画像: ロスビロスのバイアアスールにある、セシリア・プガ設計の家。普通の家の形をした3つのコンクリート製の箱を組み合わせ、ほかの二つの上にひとつの家が逆さまに乗った形をしている。照明はイサム・ノグチのデザイン、バタフライチェアはノール製

ロスビロスのバイアアスールにある、セシリア・プガ設計の家。普通の家の形をした3つのコンクリート製の箱を組み合わせ、ほかの二つの上にひとつの家が逆さまに乗った形をしている。照明はイサム・ノグチのデザイン、バタフライチェアはノール製

かつて駅だった建物の残骸の影が、暗褐色の丘に映し出されている。その光景は、彼女がさらに北を訪れたときに目にした、合板と段ボールでできた素朴なビーチハウスがあちこちに出現している風景と重なった。銅山の労働者たちが、時にはひと晩の即席でつくったようなビーチハウスだ。富裕層が何世代に もわたってしてきたように、低所得者層のコミュニティは、海辺へのアクセスがあるその土地の所有権を主張していた。同じような家が並んでいるその光景はプガに、2007年にテキサス州のマーファに旅したときに見た、ミニマリズムのアーティストであるドナルド・ジャッドがつくった彫刻を思い出させた。

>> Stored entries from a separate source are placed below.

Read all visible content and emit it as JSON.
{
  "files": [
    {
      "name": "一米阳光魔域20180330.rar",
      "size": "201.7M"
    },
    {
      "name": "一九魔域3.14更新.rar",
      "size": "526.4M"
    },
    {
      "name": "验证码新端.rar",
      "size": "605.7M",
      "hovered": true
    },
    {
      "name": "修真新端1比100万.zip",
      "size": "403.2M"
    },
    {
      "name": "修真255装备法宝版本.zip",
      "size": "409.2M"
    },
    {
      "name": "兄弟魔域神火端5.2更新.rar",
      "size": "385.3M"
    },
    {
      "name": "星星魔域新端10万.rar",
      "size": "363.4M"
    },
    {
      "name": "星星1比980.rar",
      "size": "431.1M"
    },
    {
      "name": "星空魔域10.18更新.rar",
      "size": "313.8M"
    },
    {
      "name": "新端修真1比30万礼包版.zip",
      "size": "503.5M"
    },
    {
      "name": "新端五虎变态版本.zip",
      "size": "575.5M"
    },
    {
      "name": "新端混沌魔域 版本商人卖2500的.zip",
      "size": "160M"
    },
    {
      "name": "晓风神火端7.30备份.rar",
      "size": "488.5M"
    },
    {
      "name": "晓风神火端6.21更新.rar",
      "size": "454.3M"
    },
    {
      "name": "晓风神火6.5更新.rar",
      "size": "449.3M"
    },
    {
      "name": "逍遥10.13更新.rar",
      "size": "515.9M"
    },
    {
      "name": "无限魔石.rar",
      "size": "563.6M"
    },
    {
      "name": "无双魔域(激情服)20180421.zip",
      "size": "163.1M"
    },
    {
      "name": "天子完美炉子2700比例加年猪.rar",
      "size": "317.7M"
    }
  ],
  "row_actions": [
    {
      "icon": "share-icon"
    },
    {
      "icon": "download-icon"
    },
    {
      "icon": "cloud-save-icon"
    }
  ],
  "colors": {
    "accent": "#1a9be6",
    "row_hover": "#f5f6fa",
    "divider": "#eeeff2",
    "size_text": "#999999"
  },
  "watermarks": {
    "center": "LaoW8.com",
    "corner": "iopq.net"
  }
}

 バイアアスール・ハウスの建築は、先人たちが用いてきたのと同じ基本的な形状からまずはスタートした。四角の上に三角を乗せるという、いかにも子どもが絵に描きそうな家だ。外壁にはコンクリートを使った。手入れが簡単で、繰り返したたきつけるように吹く海風を受けても丈夫な素材だからだ。外壁にコンクリートを張り巡らせる工程をさらに3回繰り返し、合計209m²もの建物をすべて覆った。そして、土地の地質調査で何も障害物が埋まっていないことがわかると、プガは3つの構造体をさまざまな方法で組み合わせる実験を始めた。いろいろ試した結果、ひとつの家を逆さにし、ほかの二つの家に乗せることにした。絶妙なバランスが必要なデザインを、地震の多いこの地域であえて試し、「この家が、いかにもろく壊れやすいかを強調したのです」と彼女は言う。